Никогда не будет войны...

Бояркина Галина
       В избе у немцев всегда чисто. Ох, как чисто! От этой чистоты вроде как-то холодно и дрожь берёт. Простыни и пододеяльники, как снег:  хрусткие, синькой подсиненные, утюгом глажены, наволочки с кружевом. Вся их горница белизной сверкает. На подоконниках цветы цветут - «белая невеста» называются -  мелконькие, густые, в зелёных листочках. Полы крашены лаковой краской и в избе, и в сенях, и даже на крыльце.  На стенах портреты висят в рамах с фотографиями черно-белыми под стеклом. Это как у нас в домах,  у русских. На одном  - молодая тётя Ева. У неё волосы на пробор чёсаны, в две косы заплетены и губы тонкие, в корзиночку сложены. На другом дядя Карло. Он такой же мелкокудрявый, как его дочь. Посреди комнаты стол большой полированный стоит. Это, чтобы их дочь Ольга с нами, русскими девочками играть могла в разные игры: кукольные домики строить, рисовать, лепить. Когда мы с Ольгой из пластилина лепим куколок, то у неё они получаются  конечно красивее -  ведь ей  десять, а мне только шесть. Я очень-очень стараюсь, чтобы косички выходили как у неё: раскатываю тоненько, плету, но догадываюсь, что не дотягиваю. Никак не получается!
       Если заиграемся долго, тетя Ева подает чай  в  блюдцах с мёдом и домашним сыром, она сама его варит. В нашей деревне больше никто сыр делать не умеет.
      В маленьком огородчике у них пчёлы водятся. И цветы там цветут не как у всех – ноготки  да астры, а на круглых клумбах анютины глазки, синие ирисы и ещё оранжевые, как апельсины, шафраны. Кругом чисто у этих немцев, дядя Карло то и дело метлой метёт двор -  хоть зимой, хоть летом.
      Баня у них во дворе есть. Там мыло пузатое, беленькое, а на нём розочки выдавлены и оно пахнет цветами, как летом в лесу. Дух такой -  на всю баню, что мне голову кружит. Мыло это им другие немцы в посылке прислали. Полотенца – беленькие и розовые -  чистые-пречистые и мягкие, как пушиночки. Сама руками трогала. Мыться они нас к себе не зовут и мы ходим в казённую баню, зато всей семьей. Там и воды полно, и пару! Полотенца у нас не такие беленькие. Думаю это, потому, что у них новые, а у нас давнишние.
      Зимой, когда у них телится чёрно-пёстрая корова, они никогда новорожденного телка домой не приносят. Он живёт в стайке с самого
рождения около своей мамки. Она его облизывает и он сосёт ей вымя – сама видела. Думаю, в стайке ему холодно и некому его любить, окромя родной коровы. Когда наша Полянка телится, то отец с матерью несут телка в избу. Кидают в угол, ближе к порогу, подстил – охапку сена или соломы -  и обихаживают  телёночка. Он живёт в тёплых, «человеческих» условиях, мамка наша кормит его молоком Полянкиным через соску из бутылки.

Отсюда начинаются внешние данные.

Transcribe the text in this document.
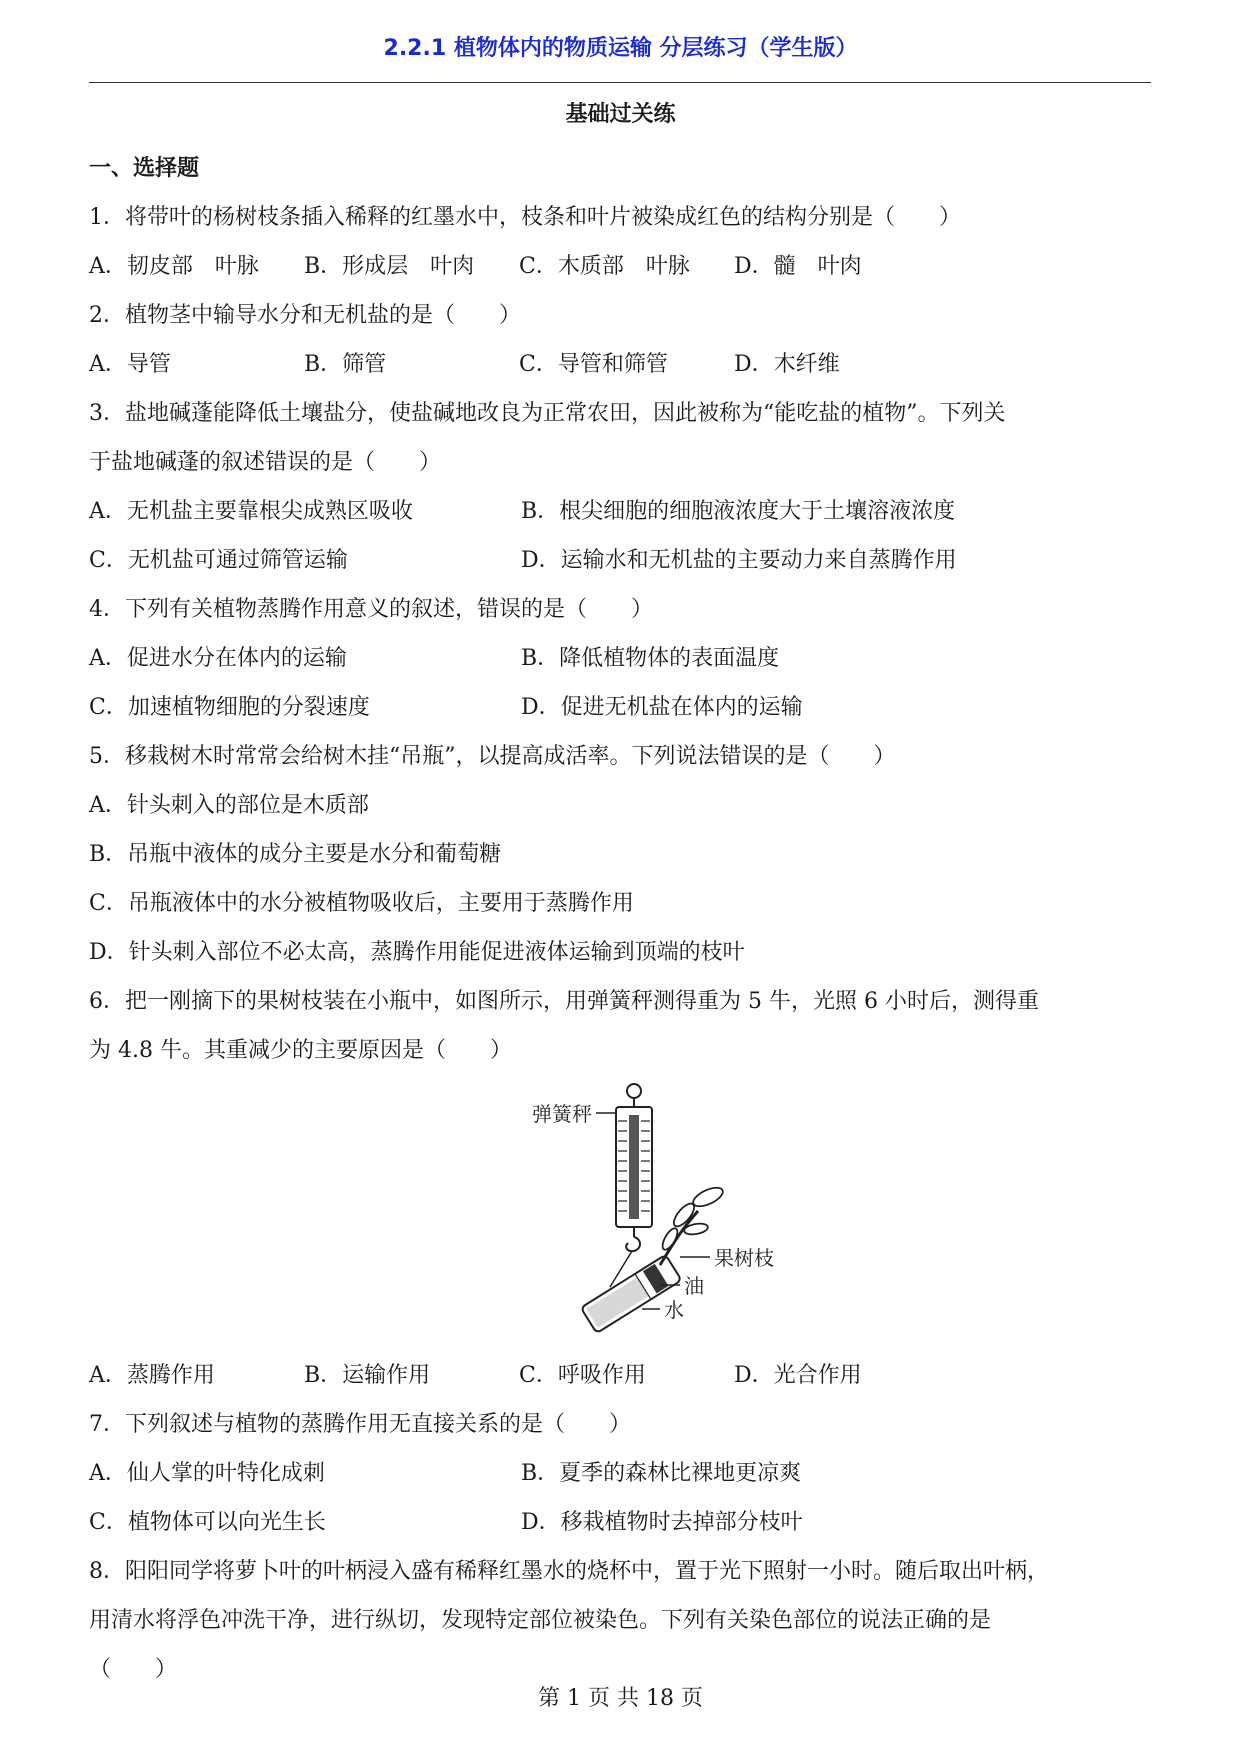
2.2.1 植物体内的物质运输 分层练习（学生版）
基础过关练
一、选择题
1．将带叶的杨树枝条插入稀释的红墨水中，枝条和叶片被染成红色的结构分别是（　　）
A．韧皮部　叶脉	B．形成层　叶肉	C．木质部　叶脉	D．髓　叶肉
2．植物茎中输导水分和无机盐的是（　　）
A．导管	B．筛管	C．导管和筛管	D．木纤维
3．盐地碱蓬能降低土壤盐分，使盐碱地改良为正常农田，因此被称为“能吃盐的植物”。下列关
于盐地碱蓬的叙述错误的是（　　）
A．无机盐主要靠根尖成熟区吸收	B．根尖细胞的细胞液浓度大于土壤溶液浓度
C．无机盐可通过筛管运输	D．运输水和无机盐的主要动力来自蒸腾作用
4．下列有关植物蒸腾作用意义的叙述，错误的是（　　）
A．促进水分在体内的运输	B．降低植物体的表面温度
C．加速植物细胞的分裂速度	D．促进无机盐在体内的运输
5．移栽树木时常常会给树木挂“吊瓶”，以提高成活率。下列说法错误的是（　　）
A．针头刺入的部位是木质部
B．吊瓶中液体的成分主要是水分和葡萄糖
C．吊瓶液体中的水分被植物吸收后，主要用于蒸腾作用
D．针头刺入部位不必太高，蒸腾作用能促进液体运输到顶端的枝叶
6．把一刚摘下的果树枝装在小瓶中，如图所示，用弹簧秤测得重为 5 牛，光照 6 小时后，测得重
为 4.8 牛。其重减少的主要原因是（　　）
弹簧秤
果树枝
油
水
A．蒸腾作用	B．运输作用	C．呼吸作用	D．光合作用
7．下列叙述与植物的蒸腾作用无直接关系的是（　　）
A．仙人掌的叶特化成刺	B．夏季的森林比裸地更凉爽
C．植物体可以向光生长	D．移栽植物时去掉部分枝叶
8．阳阳同学将萝卜叶的叶柄浸入盛有稀释红墨水的烧杯中，置于光下照射一小时。随后取出叶柄，
用清水将浮色冲洗干净，进行纵切，发现特定部位被染色。下列有关染色部位的说法正确的是
（　　）
第 1 页 共 18 页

      У нас в избе не так чисто, как у Ольги, но почему-то от нашей печки  жар идёт и тепло очень всегда. Вроде печки одинаковые. Я нарочно смотрела -  все ли ладно с их печкой: и поддувало  есть, и духовка – ну всё, всё, как у нас. Мамка говорит, что они дрова берегут. Только я не верю: у них полдвора поленница занимает.
      У немцев в дому ничем не пахнет. Только свежестью, прохладой и мылом. А у нас -  щами, котлетами и всяким варевом,  спозаранку – печной золой, потом луковой шелухой, котом Васькой, папкиными мазутными штанами, от мамкиной фуфайки – силосом и молоком. У нас как-то тесно, шумно, всё в беспорядке и тепло. А у них просторно, чисто, тихо и холодно.

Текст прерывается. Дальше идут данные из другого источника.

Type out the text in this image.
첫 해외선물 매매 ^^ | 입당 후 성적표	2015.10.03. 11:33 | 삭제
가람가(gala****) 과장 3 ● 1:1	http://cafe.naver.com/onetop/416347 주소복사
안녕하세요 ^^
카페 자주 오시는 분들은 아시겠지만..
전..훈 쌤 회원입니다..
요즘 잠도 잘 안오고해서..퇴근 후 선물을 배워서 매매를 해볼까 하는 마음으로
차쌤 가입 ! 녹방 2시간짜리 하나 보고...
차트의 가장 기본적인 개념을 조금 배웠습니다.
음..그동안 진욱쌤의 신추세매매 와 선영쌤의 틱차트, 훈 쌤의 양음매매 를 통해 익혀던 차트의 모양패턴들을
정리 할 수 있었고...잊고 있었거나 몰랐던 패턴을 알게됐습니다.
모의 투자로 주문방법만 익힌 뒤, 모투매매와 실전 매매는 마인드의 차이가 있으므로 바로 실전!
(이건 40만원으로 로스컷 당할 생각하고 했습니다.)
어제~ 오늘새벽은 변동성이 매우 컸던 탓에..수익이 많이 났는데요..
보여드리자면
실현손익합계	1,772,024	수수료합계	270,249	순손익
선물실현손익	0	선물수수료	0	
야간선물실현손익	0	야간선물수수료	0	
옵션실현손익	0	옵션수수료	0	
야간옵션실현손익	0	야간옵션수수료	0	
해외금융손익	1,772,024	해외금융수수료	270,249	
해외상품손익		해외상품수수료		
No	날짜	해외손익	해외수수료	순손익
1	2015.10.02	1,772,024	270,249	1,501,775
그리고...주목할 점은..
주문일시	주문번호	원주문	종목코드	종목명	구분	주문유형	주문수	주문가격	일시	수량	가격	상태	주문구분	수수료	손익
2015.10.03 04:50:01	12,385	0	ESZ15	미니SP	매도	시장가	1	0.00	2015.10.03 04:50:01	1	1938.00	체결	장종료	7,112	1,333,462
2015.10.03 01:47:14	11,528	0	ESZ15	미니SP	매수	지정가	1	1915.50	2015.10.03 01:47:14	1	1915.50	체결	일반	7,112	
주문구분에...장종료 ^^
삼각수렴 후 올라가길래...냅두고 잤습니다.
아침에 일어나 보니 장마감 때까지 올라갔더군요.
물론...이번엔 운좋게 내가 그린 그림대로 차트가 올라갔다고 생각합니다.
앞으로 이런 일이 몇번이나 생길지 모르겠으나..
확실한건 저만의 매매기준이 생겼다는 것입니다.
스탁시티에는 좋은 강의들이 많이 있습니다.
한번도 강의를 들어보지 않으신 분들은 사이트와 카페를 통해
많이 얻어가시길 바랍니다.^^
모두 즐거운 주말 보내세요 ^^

      В дворовой будке у них злая, зубоскалистая  овчарка с острыми ушами  и чёрным хребтом. Добро сторожит.  А от кого?  Воров у нас в деревне нет, - так говорит бабушка Соня.  Избы не заперты. А если кому что нужно, даром дадут  -  хоть молока, хоть хлеба.  От собаки этой мне всегда страшно делается.
                II.
       Ещё у немцев телевизор есть, а у нас нету. Они редко включают, и меня смотреть не зовут. Мне очень сильно телевизор хочется. Мамку прошу, чтоб купила, хожу за ней по избе и канючу: «Мам, купи… ну, ма, купи.» Она мне: «От стань!.. Ремня вот всыплю – допросишься! Ты чё – малый ребёнок, иль как? На чё купить-то – на вши? У них одно дитё, а у меня вас целая орава иждивинцев.» Орава иждивенцев – это я и две маленькие сестрёнки. Мамка шлёт меня к родне телевизор смотреть: «Поди к дядьке Серьге с тёткой Любкой погляди – ну кто тебе не велит?».
      К дядьке Серьге прихожу запросто. Здесь народу полно: четыре сына большие -  под потолок,  и две взрослые дочери. Меня вкусно кормят, потому что я маленькая и родня им. Телевизор показывает мультик  «Ну, погоди!», фигурное катание с Ириной Родниной и Зайцевым,  «Голубой огонёк», где артисты песни поют.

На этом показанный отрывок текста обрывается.